A Look at the Numbers

“Through CBP One, an average of 1,070 noncitizens presented [since May 12] in a safe and orderly manner at a port of entry each day to be processed during their scheduled appointment time,” according to DHS.

If these numbers hold, in an average month, about 33,179 migrants will arrive at ports of entry for their scheduled meetings to claim asylum.

DHS reports that an average of 3,700 migrants a day still are either crossing the border illegally between ports of entry or arriving at a port without a scheduled appointment, or about 114,700 encounters a month. Migrants who arrive at a port without proper documentation to enter the country are labeled as an “inadmissible,” not an illegal entry, Morgan said.

Adding the number of migrants with scheduled appointments via CBP One to the daily average of migrants crossing illegally or presenting at a port of entry without an appointment, the monthly average becomes 147,870—about triple the monthly average at the start of 2020.

This monthly number approaching 150,000 aliens doesn’t include migrants from Cuba, Haiti, Nicaragua, and Venezuela who are being processed into America through Biden’s parole process.

In the three weeks following the end of Title 42, an “additional 23,000 vetted and sponsored Cuban, Haitian, Nicaraguan, and Venezuelan nationals arrived in the United States” through the Biden administration’s parole process, according to DHS.  

In addition, U.S. Citizenship and Immigration Services has conducted “11,500 credible fear interviews” since May 12, DHS reports. “Credible fear” refers to an illegal immigrant’s fear of persecution or torture if he returns to his home country. It isn’t clear how many of these migrants have been released into the United States.

“From May 12 to June 2, DHS repatriated over 38,400 noncitizens under Title 8 authorities, including single adults and families, to more than 80 countries,” according to DHS. In that same 21-day period, using DHS averages, an additional 61,700 migrants arrived on a U.S. border, either at a port of entry or between a port.  

‘Lawful Pathways’

DHS says it continues to conduct interviews with thousands of illegal aliens to assess their asylum claims “under the new Circumvention of Lawful Pathways regulation,” which requires migrants to seek asylum first in a safe, third-party country before reaching the U.S.

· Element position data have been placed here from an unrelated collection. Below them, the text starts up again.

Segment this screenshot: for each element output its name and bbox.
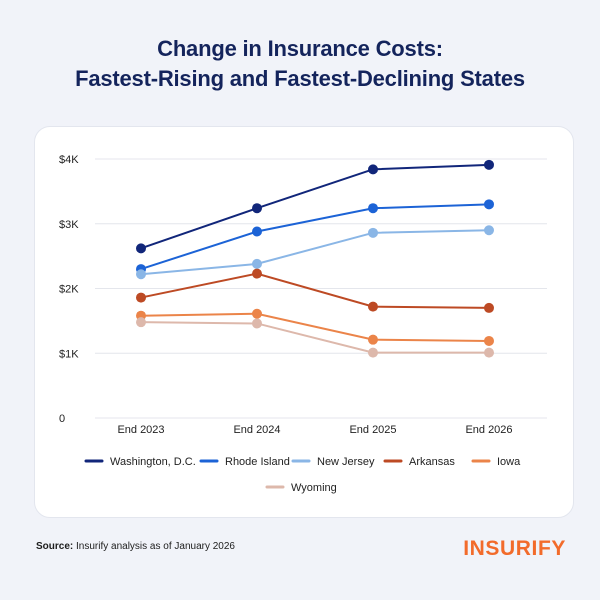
data-point (484, 199, 494, 210)
series-line (140, 312, 490, 342)
x-tick-label: End 2024 (233, 424, 280, 436)
data-point (484, 335, 494, 346)
legend-label: Rhode Island (225, 456, 290, 468)
data-point (136, 292, 146, 303)
data-point (368, 227, 378, 238)
data-point (252, 203, 262, 214)
line-chart: 0 $1K $2K $3K $4K End 2023 End 2024 End 2025 End… (59, 154, 547, 494)
series-line (140, 163, 490, 250)
data-point (252, 308, 262, 319)
x-tick-label: End 2025 (349, 424, 396, 436)
y-tick-label: $1K (59, 348, 79, 360)
x-tick-label: End 2026 (465, 424, 512, 436)
legend-label: Wyoming (291, 482, 337, 494)
data-point (136, 243, 146, 254)
data-point (252, 226, 262, 237)
y-tick-label: $2K (59, 284, 79, 296)
data-point (368, 203, 378, 214)
chart-title: Change in Insurance Costs: Fastest-Risin… (0, 34, 600, 94)
data-point (252, 268, 262, 279)
y-tick-label: $3K (59, 219, 79, 231)
series-line (140, 203, 490, 271)
data-point (136, 269, 146, 280)
data-point (252, 258, 262, 269)
source-note: Source: Insurify analysis as of January … (36, 541, 235, 552)
series-line (140, 229, 490, 276)
y-tick-label: $4K (59, 154, 79, 166)
data-point (368, 301, 378, 312)
source-text: Insurify analysis as of January 2026 (76, 541, 235, 552)
data-point (136, 317, 146, 328)
data-point (252, 318, 262, 329)
legend-label: Iowa (497, 456, 521, 468)
data-point (368, 334, 378, 345)
title-line-1: Change in Insurance Costs: (157, 36, 443, 61)
legend-label: New Jersey (317, 456, 375, 468)
data-point (484, 159, 494, 170)
data-point (484, 347, 494, 358)
series-line (140, 321, 489, 354)
source-label: Source: (36, 541, 74, 552)
data-point (368, 164, 378, 175)
y-tick-label: 0 (59, 413, 65, 425)
series-line (140, 272, 490, 309)
brand-logo: INSURIFY (463, 537, 566, 560)
x-tick-label: End 2023 (117, 424, 164, 436)
data-point (484, 225, 494, 236)
data-point (368, 347, 378, 358)
data-point (484, 302, 494, 313)
legend-label: Washington, D.C. (110, 456, 196, 468)
title-line-2: Fastest-Rising and Fastest-Declining Sta… (75, 66, 525, 91)
chart-card: 0 $1K $2K $3K $4K End 2023 End 2024 End 2025 End… (34, 126, 574, 518)
legend-label: Arkansas (409, 456, 455, 468)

But Heritage’s Morgan says the exceptions to Biden’s “Lawful Pathways” rule are many.

“If you’re an unaccompanied minor or family right now, you are not being turned [away], no matter if you entered through a hundred safe, third-transit countries, it doesn’t matter,” Morgan said. “You’re still being released, even if you illegally enter.”  

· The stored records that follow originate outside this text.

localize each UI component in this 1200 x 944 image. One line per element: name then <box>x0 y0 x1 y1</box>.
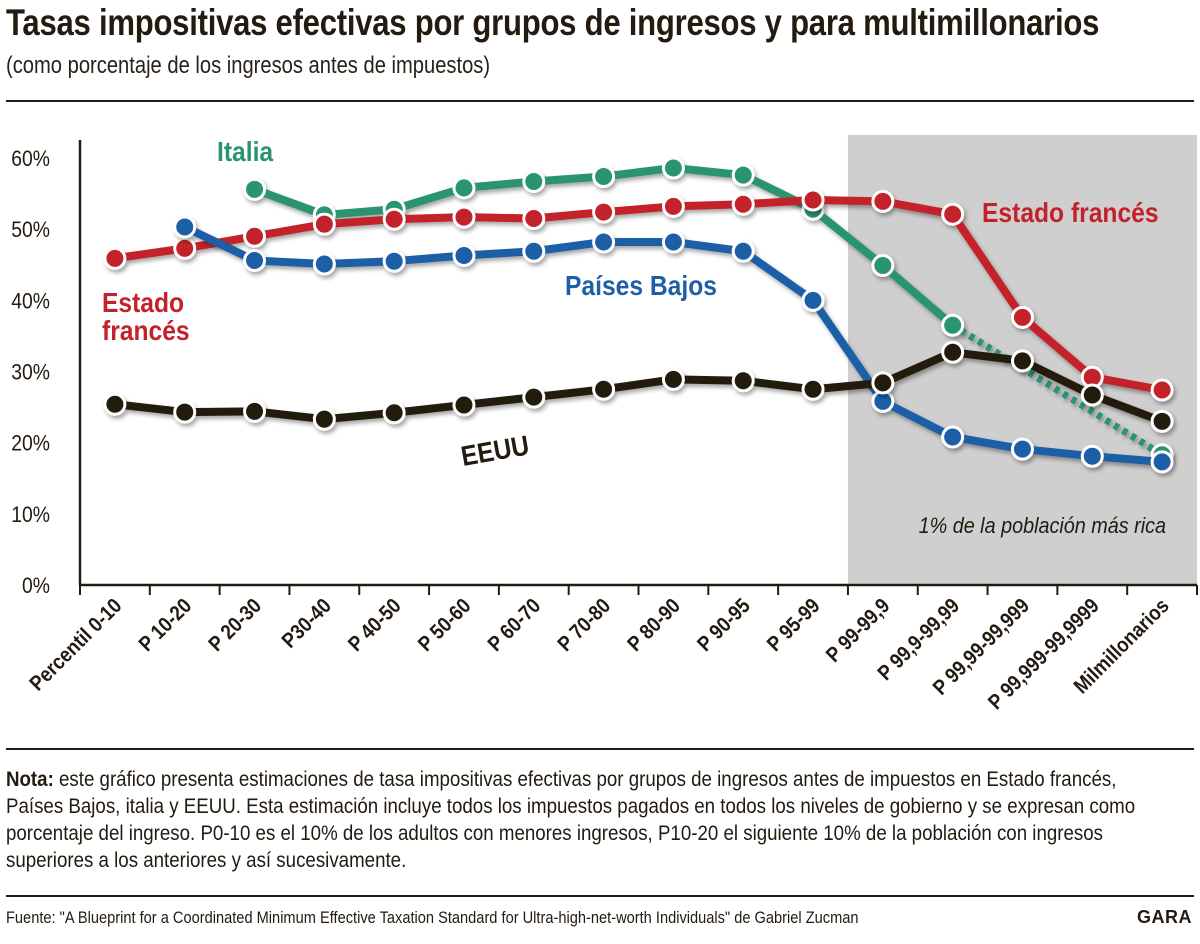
data-point <box>871 253 895 277</box>
data-point <box>1080 383 1104 407</box>
data-point <box>452 243 476 267</box>
x-tick-label: P 70-80 <box>553 594 615 656</box>
series-label-estado-frances-left: Estado <box>102 287 184 319</box>
series-line <box>114 195 1163 394</box>
data-point <box>1010 349 1034 373</box>
divider <box>6 748 1194 750</box>
data-point <box>941 313 965 337</box>
x-tick-label: P 10-20 <box>134 594 196 656</box>
x-tick-label: P 90-95 <box>693 594 755 656</box>
data-point <box>871 389 895 413</box>
data-point <box>243 248 267 272</box>
y-tick-label: 10% <box>11 503 50 527</box>
data-point <box>243 399 267 423</box>
series-line <box>114 348 1164 426</box>
data-point <box>1010 305 1034 329</box>
x-tick-label: P 40-50 <box>344 594 406 656</box>
data-point <box>941 340 965 364</box>
divider <box>6 895 1194 897</box>
series-label-estado-frances-left: francés <box>102 315 190 347</box>
data-point <box>522 206 546 230</box>
data-point <box>731 192 755 216</box>
series-label-eeuu: EEUU <box>459 429 532 472</box>
chart-title: Tasas impositivas efectivas por grupos d… <box>6 2 1100 43</box>
data-point <box>1150 450 1174 474</box>
series-eeuu <box>103 340 1174 433</box>
note-label: Nota: <box>6 767 54 791</box>
y-tick-label: 20% <box>11 432 50 456</box>
data-point <box>1150 378 1174 402</box>
x-tick-label: P 80-90 <box>623 594 685 656</box>
data-point <box>801 188 825 212</box>
data-point <box>103 392 127 416</box>
data-point <box>731 163 755 187</box>
y-tick-label: 0% <box>22 574 50 598</box>
data-point <box>103 246 127 270</box>
data-point <box>871 371 895 395</box>
series-label-italia: Italia <box>217 136 273 168</box>
data-point <box>592 230 616 254</box>
y-tick-label: 60% <box>11 147 50 171</box>
data-point <box>452 176 476 200</box>
y-tick-label: 50% <box>11 218 50 242</box>
data-point <box>312 252 336 276</box>
data-point <box>661 156 685 180</box>
series-projection-line <box>950 322 1164 458</box>
series-label-estado-frances: Estado francés <box>982 197 1159 229</box>
data-point <box>173 400 197 424</box>
data-point <box>941 202 965 226</box>
data-point <box>592 200 616 224</box>
data-point <box>382 207 406 231</box>
chart-subtitle: (como porcentaje de los ingresos antes d… <box>6 52 491 79</box>
x-tick-label: Percentil 0-10 <box>25 594 126 695</box>
data-point <box>382 249 406 273</box>
shaded-region-label: 1% de la población más rica <box>919 514 1166 538</box>
data-point <box>1010 437 1034 461</box>
data-point <box>1080 444 1104 468</box>
x-tick-label: P 60-70 <box>484 594 546 656</box>
data-point <box>661 367 685 391</box>
x-tick-label: P 20-30 <box>204 594 266 656</box>
divider <box>6 100 1194 102</box>
data-point <box>522 385 546 409</box>
brand-logo: GARA <box>1137 907 1192 927</box>
y-tick-label: 40% <box>11 289 50 313</box>
data-point <box>661 230 685 254</box>
x-tick-label: P 50-60 <box>414 594 476 656</box>
data-point <box>1150 409 1174 433</box>
data-point <box>243 177 267 201</box>
source-credit: Fuente: "A Blueprint for a Coordinated M… <box>6 908 859 927</box>
data-point <box>243 224 267 248</box>
chart-note: Nota: este gráfico presenta estimaciones… <box>6 766 1137 874</box>
data-point <box>382 401 406 425</box>
data-point <box>731 239 755 263</box>
data-point <box>801 377 825 401</box>
data-point <box>312 212 336 236</box>
data-point <box>941 425 965 449</box>
data-point <box>801 288 825 312</box>
x-tick-label: P 99-99,9 <box>822 594 895 667</box>
data-point <box>871 189 895 213</box>
data-point <box>452 393 476 417</box>
data-point <box>452 205 476 229</box>
data-point <box>661 194 685 218</box>
series-label-paises-bajos: Países Bajos <box>565 270 717 302</box>
data-point <box>592 165 616 189</box>
x-tick-label: P30-40 <box>277 594 336 653</box>
data-point <box>731 369 755 393</box>
series-estado-francés <box>103 188 1174 402</box>
data-point <box>173 215 197 239</box>
data-point <box>312 407 336 431</box>
x-tick-label: P 95-99 <box>763 594 825 656</box>
data-point <box>522 169 546 193</box>
note-text: este gráfico presenta estimaciones de ta… <box>6 767 1136 872</box>
y-tick-label: 30% <box>11 360 50 384</box>
data-point <box>592 377 616 401</box>
data-point <box>173 236 197 260</box>
data-point <box>522 239 546 263</box>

Single adults who fail to claim asylum in a safe, third-party country before entering the U.S. are supposed to be barred from America for five years under the Title 8 policy. But, Morgan said, if those individuals voluntarily “go back to Mexico, hook up with an NGO [nongovernmental organization], fill out the CBP One application, then go to a port of entry, [they will] be released in the United States.”  

Under the Biden administration, Morgan said, “it doesn’t matter if you illegally enter in between the ports of entry, or you walk up to a port of entry, and you’re otherwise inadmissible [lacking a visa, passport, or other legal document for entry]—if you claim asylum, under this administration, you are processed and released in the United States.”  

When border encounters began to rise during the previous administration, Morgan said, then-President Donald Trump declared a national emergency and implemented the “Remain in Mexico” policy.

The way to solve the border crisis, Morgan said, is to “stop releasing” illegal aliens into the country.